NOVE ANOS (Para Darlan)

Sei que não podes ler nada do que escrevo, mas desejo que estas linhas tenham o poder de levar o que sinto onde quer que estejas. Adoraria ter de novo nove anos e mais uma vez te abraçar por tua volta pra casa depois de tua saída involuntária. Queria passear de novo de carro contigo, mesmo que não me dissesses nada, sabia que você queria que eu me divertisse. Queria que você me guiasse segurando no meu pescoço quando passeávamos a pé. Queria que, quando eu saísse do colégio, você estivesse me esperando e me trouxesse na garupa de sua bicicleta. Queria que me dissesses de novo, quando queria me irritar “você é o besta!” E eu respondesse “Você é o sabido!”. Queria te acordar de novo de manhã, mesmo que fosse, molecagem, com uma alfinetada. Queria de novo te pedir dinheiro. Queria crescer com você, mesmo que discordasse do que eu fizesse e brigasse comigo. Queria ter você na minha formatura.

Hoje eu queria poder conversar contigo e saber quem você é, do que você gosta, queria que você soubesse de mim. Suas antigas fotografias não me revelam tudo a seu respeito. O que me dizem não é você.

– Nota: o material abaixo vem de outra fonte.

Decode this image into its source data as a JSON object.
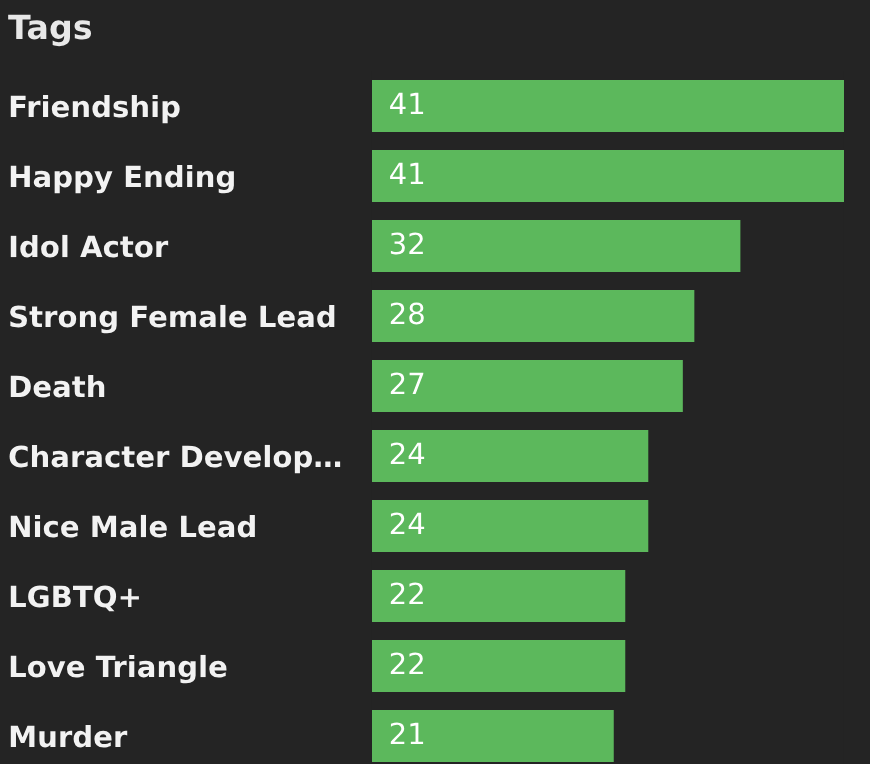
{
  "chart_data": {
    "type": "bar",
    "orientation": "horizontal",
    "title": "Tags",
    "categories": [
      "Friendship",
      "Happy Ending",
      "Idol Actor",
      "Strong Female Lead",
      "Death",
      "Character Develop…",
      "Nice Male Lead",
      "LGBTQ+",
      "Love Triangle",
      "Murder"
    ],
    "values": [
      41,
      41,
      32,
      28,
      27,
      24,
      24,
      22,
      22,
      21
    ],
    "color": "#5cb85c",
    "data_labels": true,
    "grid": false,
    "legend": false
  }
}
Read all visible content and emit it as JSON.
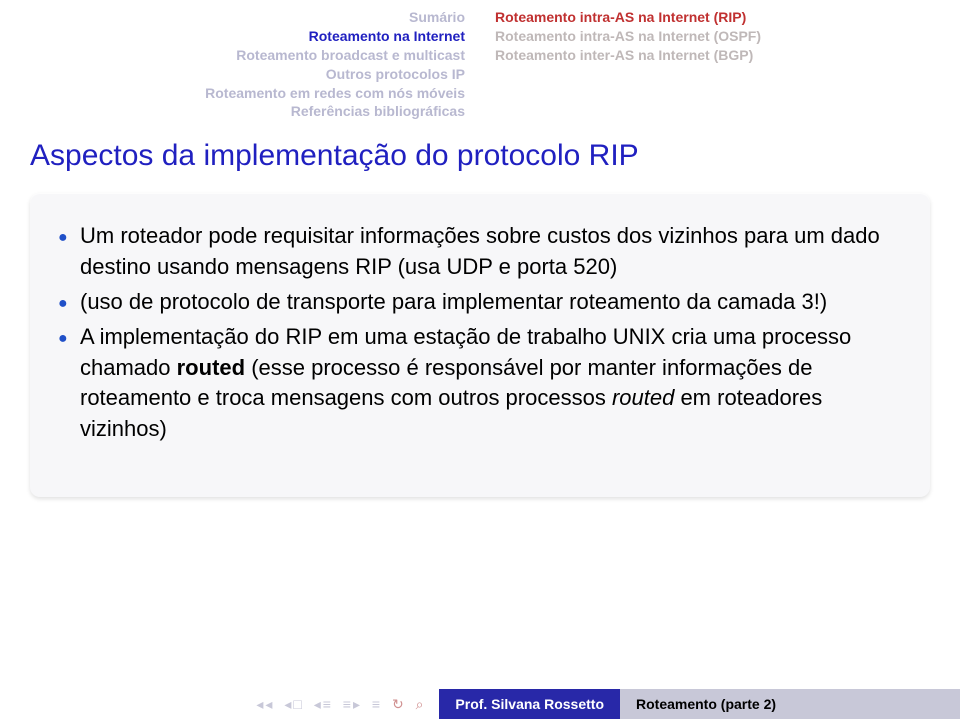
{
  "header_left": [
    {
      "label": "Sumário",
      "active": false
    },
    {
      "label": "Roteamento na Internet",
      "active": true
    },
    {
      "label": "Roteamento broadcast e multicast",
      "active": false
    },
    {
      "label": "Outros protocolos IP",
      "active": false
    },
    {
      "label": "Roteamento em redes com nós móveis",
      "active": false
    },
    {
      "label": "Referências bibliográficas",
      "active": false
    }
  ],
  "header_right": [
    {
      "label": "Roteamento intra-AS na Internet (RIP)",
      "active": true
    },
    {
      "label": "Roteamento intra-AS na Internet (OSPF)",
      "active": false
    },
    {
      "label": "Roteamento inter-AS na Internet (BGP)",
      "active": false
    }
  ],
  "title": "Aspectos da implementação do protocolo RIP",
  "items": [
    {
      "text": "Um roteador pode requisitar informações sobre custos dos vizinhos para um dado destino usando mensagens RIP (usa UDP e porta 520)"
    },
    {
      "text": "(uso de protocolo de transporte para implementar roteamento da camada 3!)"
    },
    {
      "html": "A implementação do RIP em uma estação de trabalho UNIX cria uma processo chamado <strong>routed</strong> (esse processo é responsável por manter informações de roteamento e troca mensagens com outros processos <em>routed</em> em roteadores vizinhos)"
    }
  ],
  "footer": {
    "author": "Prof. Silvana Rossetto",
    "title": "Roteamento (parte 2)"
  },
  "colors": {
    "title": "#2020c0",
    "left_active": "#2020c0",
    "left_inactive": "#b8b8d0",
    "right_active": "#c03030",
    "right_inactive": "#bfb8b8",
    "block_bg": "#f7f7f9",
    "bullet": "#2050c8",
    "footer_author_bg": "#2828a8",
    "footer_title_bg": "#c8c8d8"
  }
}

Agora é você que tem nove anos e às vezes não tenho paciência, como quase nunca temos com as crianças, mas vai estar sempre comigo como parte de você, mesmo que eu quisesse que sua vida tivesse tomado outros caminhos, os dias que me sento com você e falo bobagens para fingir para mim mesmo que estamos conversando, das vezes que lhe dou, escondido, chocolate ou outras coisas que engordam, quando lhe mostro a playboy pra que mates, parcialmente, a saudade das mulheres, que nunca esquecemos, mesmo na sua condição, de quando eu morava longe e falava com você por telefone e o arrependimento por não ter feito fisioterapia ou terapia ocupacional pra cuidar de você, mas depois do trauma eu só poderia ser sociólogo e psicólogo e cuidar dos traumas sociais e pessoais dos outros. Espero que não seja o fim e um dia eu possa te encontrar num lugar onde possas ser você e a gente se conheça como agora não nos conhecemos. Que não sejamos mais condenados a um de nós ter nove anos, que se encontrem nossos meninos e nossos homens.

Um abraço de felicidade pura como aquele que só quando crianças podemos dar.